Breadcrumbs:
Ambulances and Couches
I don’t understand the big deal about death.
What is it that scares people about their final breath?
A bigger question lies, I wish to apprehend:
Why do people care about another’s intended end?
If my body’s not mine, if it doesn’t belong to me,
then what’s the big deal in ceasing to be?
Why does one little word cause so much fuss?
All I want to do is to ‘catch the bus’.
Why does the judgement of humanity dictate what is so?
How do they know best, how could they possibly know,
that “things will improve” that “life holds hope”?
I’m sorry, but I just don’t think I can cope.
I can’t hold on until that faraway day,
when things might be better, when they might be okay.
You see, hell doesn’t comply with the laws of reality.
It much prefers to prey upon the weakness of fatality.
Pain doesn’t abide by the time of ‘tomorrow’
Suicide doesn’t know there’s an end to borrow.
Nightmares are unaware they dwell only in the night.
That’s why I don’t believe that everything will be alright.
I have this rotting core that lives inside me as we speak.
It’s this constant decay that makes me so weak.
It’s abandonment of hope that makes me ever so weary.
It’s the loss of self that makes me always so teary.
It’s impossible to explain, impossible to describe.
Yet somehow, humanity feels it is qualified to prescribe
strong opinions in opposition to this cosmic sin.
Don’t judge me.
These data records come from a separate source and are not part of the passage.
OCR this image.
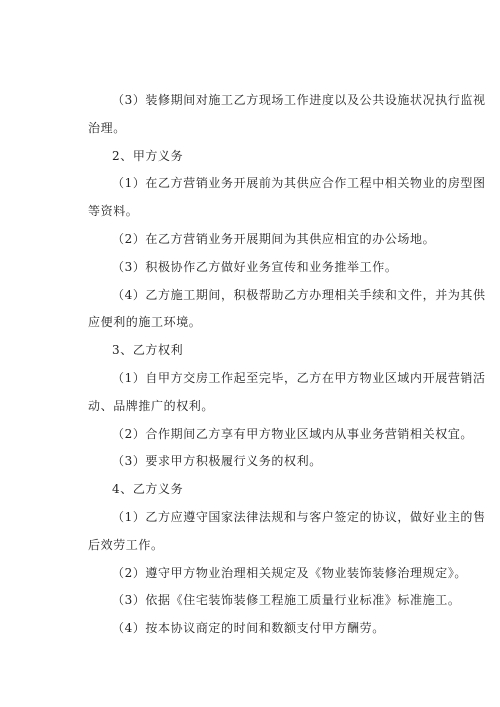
（3）装修期间对施工乙方现场工作进度以及公共设施状况执行监视
治理。
2、甲方义务
（1）在乙方营销业务开展前为其供应合作工程中相关物业的房型图
等资料。
（2）在乙方营销业务开展期间为其供应相宜的办公场地。
（3）积极协作乙方做好业务宣传和业务推举工作。
（4）乙方施工期间，积极帮助乙方办理相关手续和文件，并为其供
应便利的施工环境。
3、乙方权利
（1）自甲方交房工作起至完毕，乙方在甲方物业区域内开展营销活
动、品牌推广的权利。
（2）合作期间乙方享有甲方物业区域内从事业务营销相关权宜。
（3）要求甲方积极履行义务的权利。
4、乙方义务
（1）乙方应遵守国家法律法规和与客户签定的协议，做好业主的售
后效劳工作。
（2）遵守甲方物业治理相关规定及《物业装饰装修治理规定》。
（3）依据《住宅装饰装修工程施工质量行业标准》标准施工。
（4）按本协议商定的时间和数额支付甲方酬劳。
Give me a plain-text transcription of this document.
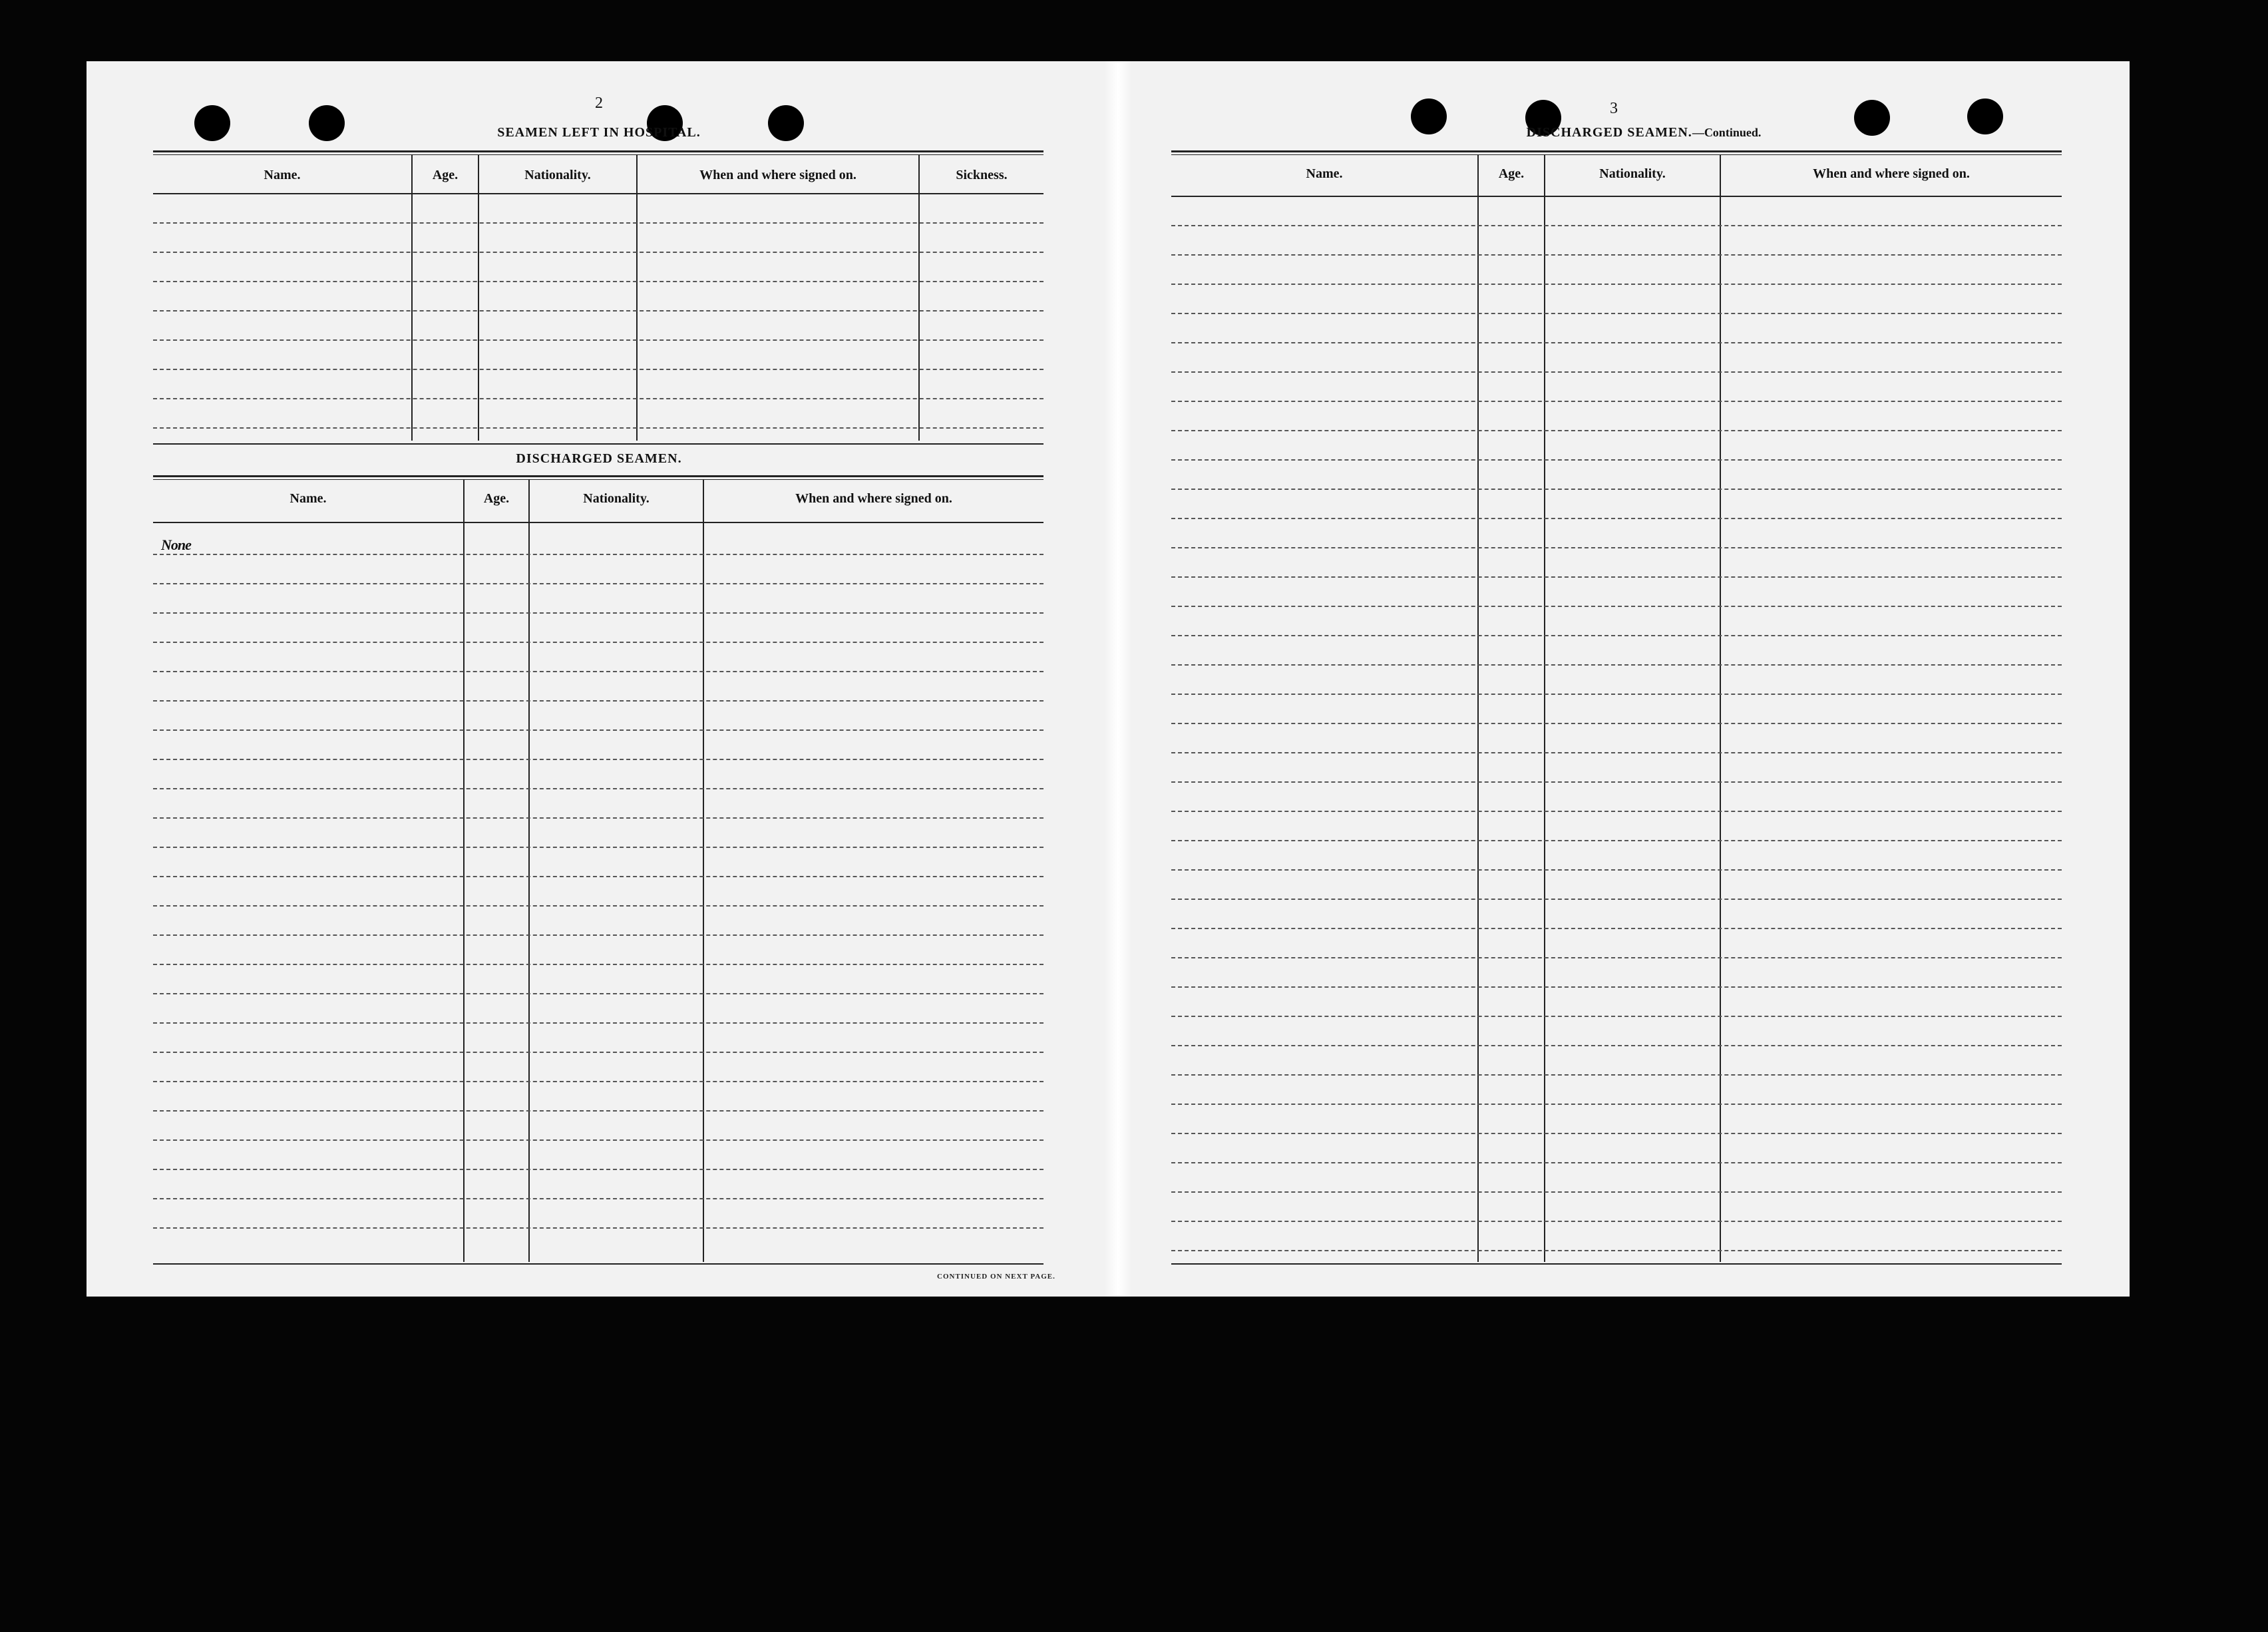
2
SEAMEN LEFT IN HOSPITAL.
Name.	Age.	Nationality.	When and where signed on.	Sickness.
DISCHARGED SEAMEN.
Name.	Age.	Nationality.	When and where signed on.
None
CONTINUED ON NEXT PAGE.
3
DISCHARGED SEAMEN.—Continued.
Name.	Age.	Nationality.	When and where signed on.
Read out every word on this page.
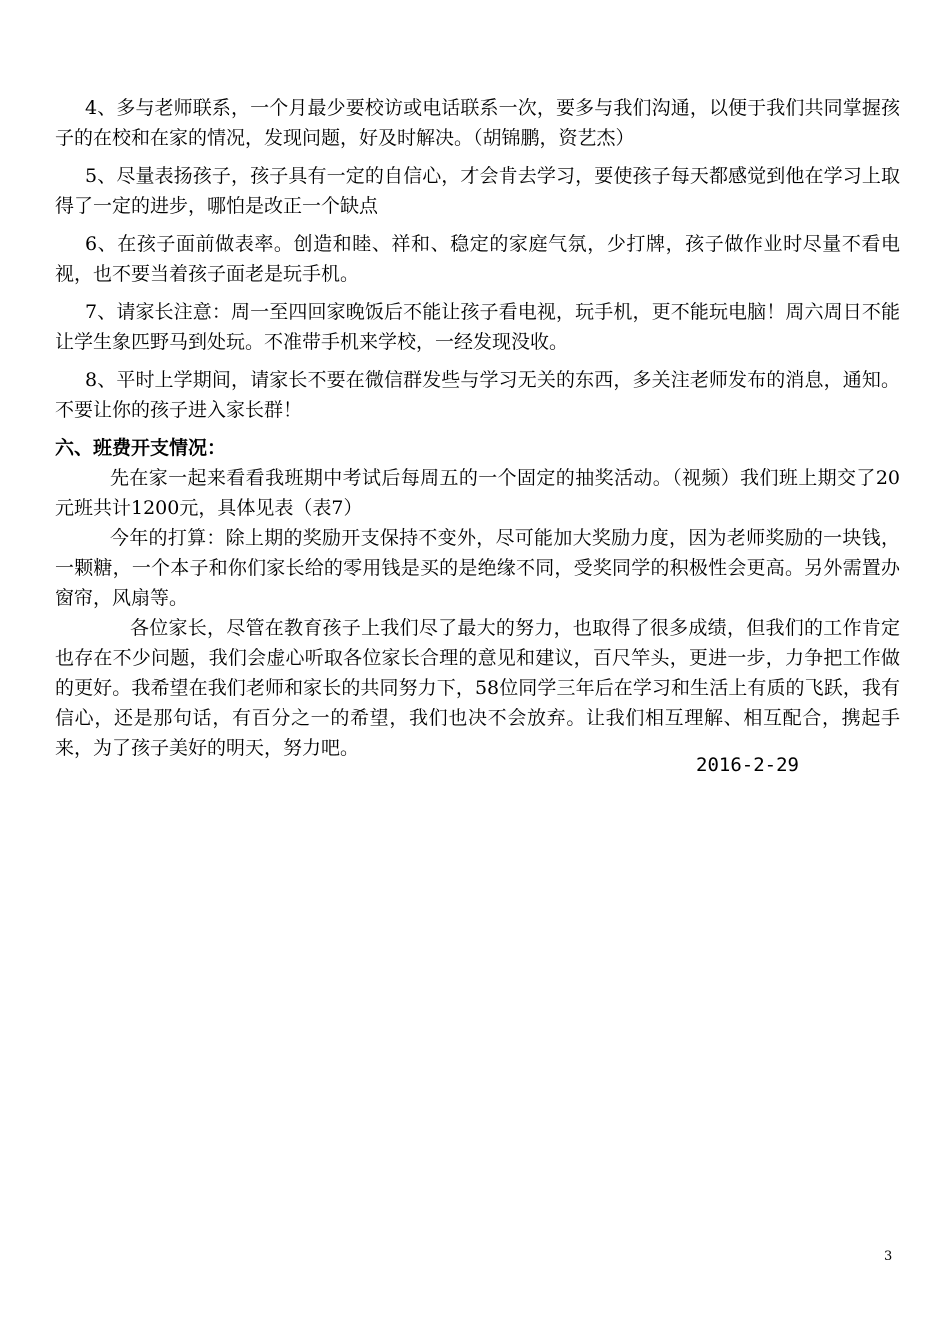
4、多与老师联系，一个月最少要校访或电话联系一次，要多与我们沟通，以便于我们共同掌握孩子的在校和在家的情况，发现问题，好及时解决。（胡锦鹏，资艺杰）

5、尽量表扬孩子，孩子具有一定的自信心，才会肯去学习，要使孩子每天都感觉到他在学习上取得了一定的进步，哪怕是改正一个缺点

6、在孩子面前做表率。创造和睦、祥和、稳定的家庭气氛，少打牌，孩子做作业时尽量不看电视，也不要当着孩子面老是玩手机。

7、请家长注意：周一至四回家晚饭后不能让孩子看电视，玩手机，更不能玩电脑！周六周日不能让学生象匹野马到处玩。不准带手机来学校，一经发现没收。

8、平时上学期间，请家长不要在微信群发些与学习无关的东西，多关注老师发布的消息，通知。不要让你的孩子进入家长群！

六、班费开支情况：

先在家一起来看看我班期中考试后每周五的一个固定的抽奖活动。（视频）我们班上期交了20元班共计1200元，具体见表（表7）

今年的打算：除上期的奖励开支保持不变外，尽可能加大奖励力度，因为老师奖励的一块钱，一颗糖，一个本子和你们家长给的零用钱是买的是绝缘不同，受奖同学的积极性会更高。另外需置办窗帘，风扇等。

各位家长，尽管在教育孩子上我们尽了最大的努力，也取得了很多成绩，但我们的工作肯定也存在不少问题，我们会虚心听取各位家长合理的意见和建议，百尺竿头，更进一步，力争把工作做的更好。我希望在我们老师和家长的共同努力下，58位同学三年后在学习和生活上有质的飞跃，我有信心，还是那句话，有百分之一的希望，我们也决不会放弃。让我们相互理解、相互配合，携起手来，为了孩子美好的明天，努力吧。

2016-2-29
3
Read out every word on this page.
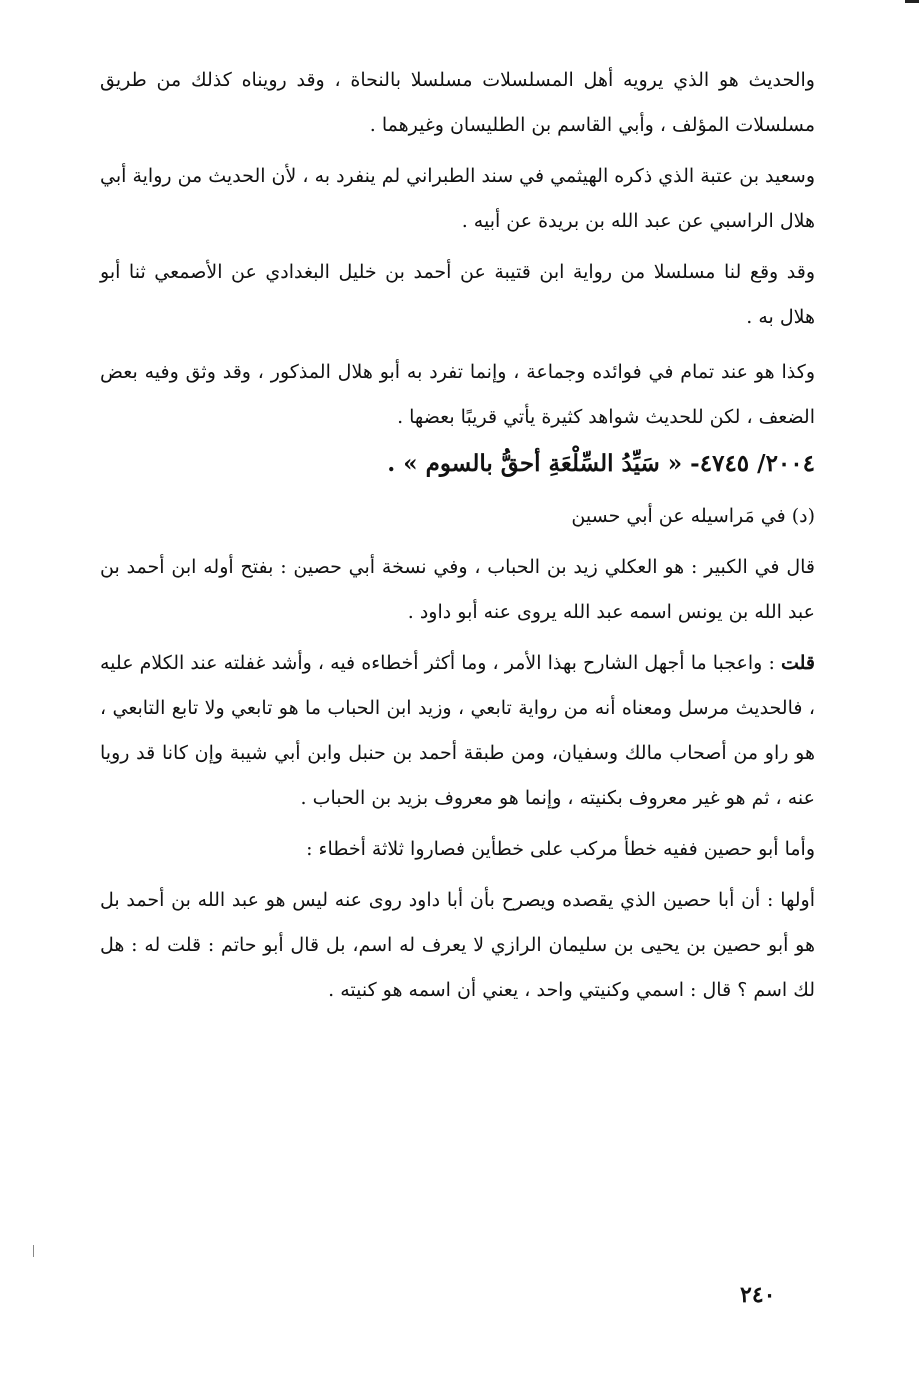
والحديث هو الذي يرويه أهل المسلسلات مسلسلا بالنحاة ، وقد رويناه كذلك من طريق مسلسلات المؤلف ، وأبي القاسم بن الطليسان وغيرهما .

وسعيد بن عتبة الذي ذكره الهيثمي في سند الطبراني لم ينفرد به ، لأن الحديث من رواية أبي هلال الراسبي عن عبد الله بن بريدة عن أبيه .

وقد وقع لنا مسلسلا من رواية ابن قتيبة عن أحمد بن خليل البغدادي عن الأصمعي ثنا أبو هلال به .

وكذا هو عند تمام في فوائده وجماعة ، وإنما تفرد به أبو هلال المذكور ، وقد وثق وفيه بعض الضعف ، لكن للحديث شواهد كثيرة يأتي قريبًا بعضها .

٢٠٠٤/ ٤٧٤٥- « سَيِّدُ السِّلْعَةِ أحقُّ بالسوم » .

(د) في مَراسيله عن أبي حسين

قال في الكبير : هو العكلي زيد بن الحباب ، وفي نسخة أبي حصين : بفتح أوله ابن أحمد بن عبد الله بن يونس اسمه عبد الله يروى عنه أبو داود .

قلت : واعجبا ما أجهل الشارح بهذا الأمر ، وما أكثر أخطاءه فيه ، وأشد غفلته عند الكلام عليه ، فالحديث مرسل ومعناه أنه من رواية تابعي ، وزيد ابن الحباب ما هو تابعي ولا تابع التابعي ، هو راو من أصحاب مالك وسفيان، ومن طبقة أحمد بن حنبل وابن أبي شيبة وإن كانا قد رويا عنه ، ثم هو غير معروف بكنيته ، وإنما هو معروف بزيد بن الحباب .

وأما أبو حصين ففيه خطأ مركب على خطأين فصاروا ثلاثة أخطاء :

أولها : أن أبا حصين الذي يقصده ويصرح بأن أبا داود روى عنه ليس هو عبد الله بن أحمد بل هو أبو حصين بن يحيى بن سليمان الرازي لا يعرف له اسم، بل قال أبو حاتم : قلت له : هل لك اسم ؟ قال : اسمي وكنيتي واحد ، يعني أن اسمه هو كنيته .

٢٤٠
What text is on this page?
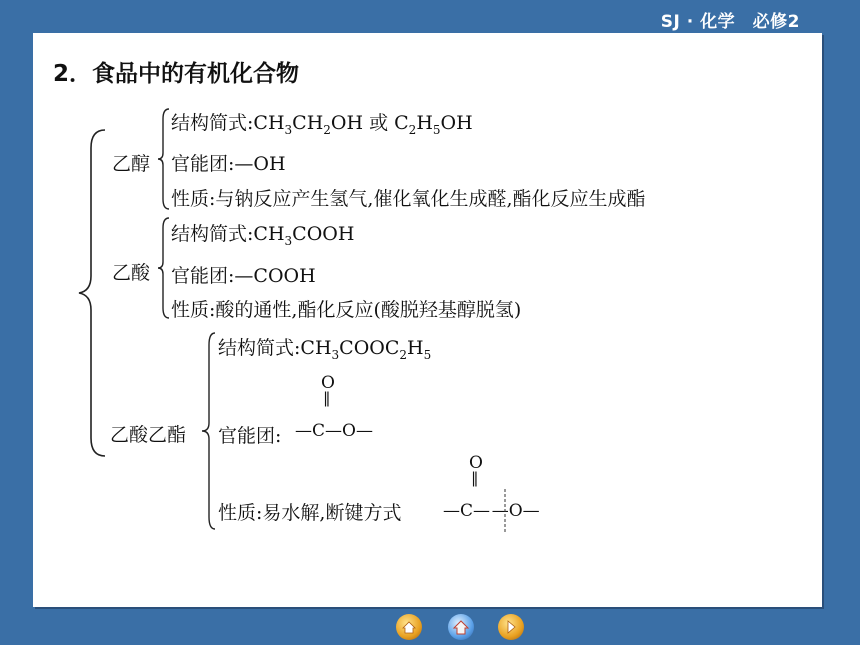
SJ · 化学　必修2
2．食品中的有机化合物
乙醇
结构简式$:CH_3CH_2OH$ 或 $C_2H_5OH$
官能团:—OH
性质:与钠反应产生氢气,催化氧化生成醛,酯化反应生成酯
乙酸
结构简式$:CH_3COOH$
官能团:—COOH
性质:酸的通性,酯化反应(酸脱羟基醇脱氢)
乙酸乙酯
结构简式$:CH_3COOC_2H_5$
官能团:
O
‖
—C—O—
性质:易水解,断键方式
O
‖
—C— —O—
You haven’t been where I’ve been.
What will be will be, that’s what I’ve read.
Live and let live, I’ve heard it been said.
And by the same token, how could you deny,
that it’s just as important to die and let die?
It's all too much. And it's all the same.
Let me become part of the earth, part of the rain.
As I was before, let me become once again,
a collection of molecules, free from pain.